No final dos anos 80, Starlin assumiu os roteiros do título do Surfista Prateado, substituindo Steve Enlglehart. Em seguida, ele deu continuidade à saga de Thanos iniciando a primeira minissérie da Infinito.

Em 1982, Starlin começou a publicação de sua série autoral, Dreadstar, pelo selo Epic da Marvel. A saga mostrava Vanth Dreadstar, único sobrevivente de toda a Via Láctea, que lutava contra a tirania do Lord Papal, líder da Instrumentalidade, uma espécie de organização religiosa que se opunha politicamente à Monarquia em todo o universo.

No Brasil, a saga foi publicada pela Editora Abril, nas seis edições da revista Epic Comics, que trazia os quadrinhos do selo da Marvel. Em seguida, a Editora Globo publicou as continuações, respectivamente, com duas graphic novels (Dreadstar e O Preço) e uma revista mensal de dez edições. Infelizmente, devido a problemas na negociação com a editora norte-americana, os leitores brasileiros ficaram sem ver o final deste excelente saga.

Em seguida, na linha de publicações autorais, veio Gilgamesh II. A história passada num futuro de alta tecnologia é uma releitura do mito babilônico. Ao lado de Dreadstar, é uma das obras que melhor reflete a imaginação de Starlin em criar uma nova cosmologia replete de conteúdo, com referências culturais e filosóficas bem elaboradas.

Como roteirista, Starlin tem alguns trabalhos diferentes da ficção científica. Ele é co-criador de de Shang Chi, o Mestre do Kung Fu e desenhou as primeiras histórias do personagem. Ele também fez o roteiro de uma minissérie do Justiceiro desenhada por Bernie Wrightson.
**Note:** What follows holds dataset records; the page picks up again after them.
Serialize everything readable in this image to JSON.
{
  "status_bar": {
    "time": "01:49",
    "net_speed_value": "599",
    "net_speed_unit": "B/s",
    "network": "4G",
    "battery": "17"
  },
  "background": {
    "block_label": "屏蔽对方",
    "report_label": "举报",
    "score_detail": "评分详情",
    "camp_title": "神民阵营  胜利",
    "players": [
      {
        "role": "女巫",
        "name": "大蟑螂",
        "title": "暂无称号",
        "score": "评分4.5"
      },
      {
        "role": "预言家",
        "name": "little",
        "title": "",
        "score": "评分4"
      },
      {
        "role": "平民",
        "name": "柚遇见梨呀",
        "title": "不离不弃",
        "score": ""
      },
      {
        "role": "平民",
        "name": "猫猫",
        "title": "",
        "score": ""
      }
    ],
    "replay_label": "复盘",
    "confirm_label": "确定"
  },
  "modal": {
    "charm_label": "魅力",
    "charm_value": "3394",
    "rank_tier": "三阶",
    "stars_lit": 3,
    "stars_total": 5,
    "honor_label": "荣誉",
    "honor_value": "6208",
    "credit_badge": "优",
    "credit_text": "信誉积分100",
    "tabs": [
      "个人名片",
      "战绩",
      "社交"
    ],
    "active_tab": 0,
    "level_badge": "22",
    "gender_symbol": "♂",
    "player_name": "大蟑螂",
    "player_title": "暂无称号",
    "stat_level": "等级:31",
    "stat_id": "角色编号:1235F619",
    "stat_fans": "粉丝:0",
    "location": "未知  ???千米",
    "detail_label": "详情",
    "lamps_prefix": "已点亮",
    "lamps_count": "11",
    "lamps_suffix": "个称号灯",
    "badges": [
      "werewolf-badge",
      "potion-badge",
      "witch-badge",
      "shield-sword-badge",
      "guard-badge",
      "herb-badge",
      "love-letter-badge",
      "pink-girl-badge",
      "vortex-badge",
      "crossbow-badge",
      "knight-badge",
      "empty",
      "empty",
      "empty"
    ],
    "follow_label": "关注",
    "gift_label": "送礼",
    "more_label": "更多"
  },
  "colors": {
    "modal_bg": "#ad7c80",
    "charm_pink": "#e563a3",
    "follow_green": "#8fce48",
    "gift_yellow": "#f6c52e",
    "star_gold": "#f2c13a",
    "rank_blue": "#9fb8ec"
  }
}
Durante um tempo, foi roteirista do Batman, onde ficou mais conhecido por ter matado o segundo Robin, Jason Todd, em Morte em Família. Mas Starlin também é responsável por uma das mais cultuadas minisséries do Homem-Morcego, O Messias. Esta história, também desenhada por Bernie Wrightson, foi a primeira a fazer referência à marca registrada da narrativa de O Cavaleiro das Trevas, de Frank Miller, o uso da televisão para narrar eventos da trama.

Em 1988, ao lado do desenhista em ascensão Mike Mignola, criou Odisséia Cósmica, uma das grandes sagas da DC estrelada pela Liga da Justiça e que girava em torno do conflito entre Apokolips e Nova Gênese. A série tem muitos pontos altos, que ficaram para a história da DC, como destruição de um planeta por descuido do Lanterna Verde John Stewart e Batman salvando o universo como o conhecemos com uma chamada feita de um orelhão!

Nos anos 90, Starlin publicou algumas minisséries para editoras como a Malibu e a Slave Labor Graphics. Além disso, ele de vez em quando retornava com algum projeto para os heróis cósmicos da Marvel que ajudou a desenvolver. Foi a assim com o título do novo Capitão Marvel, a revista mensal de Thanos e as minisséries Abismo Infinito e Universo Marvel – O Fim.

Infelizmente nenhuma delas esteve à altura dos trabalhos dos anos 80. Principalmente porque Starlin passou a deixar de desenhar cenários espaciais para que estes fossem feitos pela equipe de colorização por computador. Dessa forma os desenhos de Starlin perderam a maior parte de seu charme.

Seus trabalhos autorais mais recentes parecem ter agradado mais ao público e à crítica norte-americana. Em 2004, pela editora Devil´s Due e pela Dynamic Entertainment, ele publicou a graphic novel Cosmic Guard. Nela vemos a história de Ray Torres, um órfão de 12 anos que teve uma vida de cão e está pronto para se suicidar, saltando do alto do telhado do orfanato onde vive, quando é escolhido por um campeão de outro planeta para ajudá-lo a salvar sua população de uma raça invasora. "Ray se transforma, de um órfão indesejável de 12 anos, num herói universal de 16 anos. É uma revista adulta sobre um garoto”, disse Starlin.

Em janeiro de 2007, a Dynamic Entertainment anunciou a publicação de uma nova graphic novel escrita e desenhada por Jim Starlin chamada Kid Kosmos que é a continuação de Cosmic Guard.

Ele também está escrevendo uma nova versão do título de ficção científica da DC, Mystery in Space, que está sendo desenhado por Shane Davis. A revista traz novas versões do Capitão Cometa e da Aberração Cósmica lutando contra um inimigo comum, a Corporação da Luz Eterna.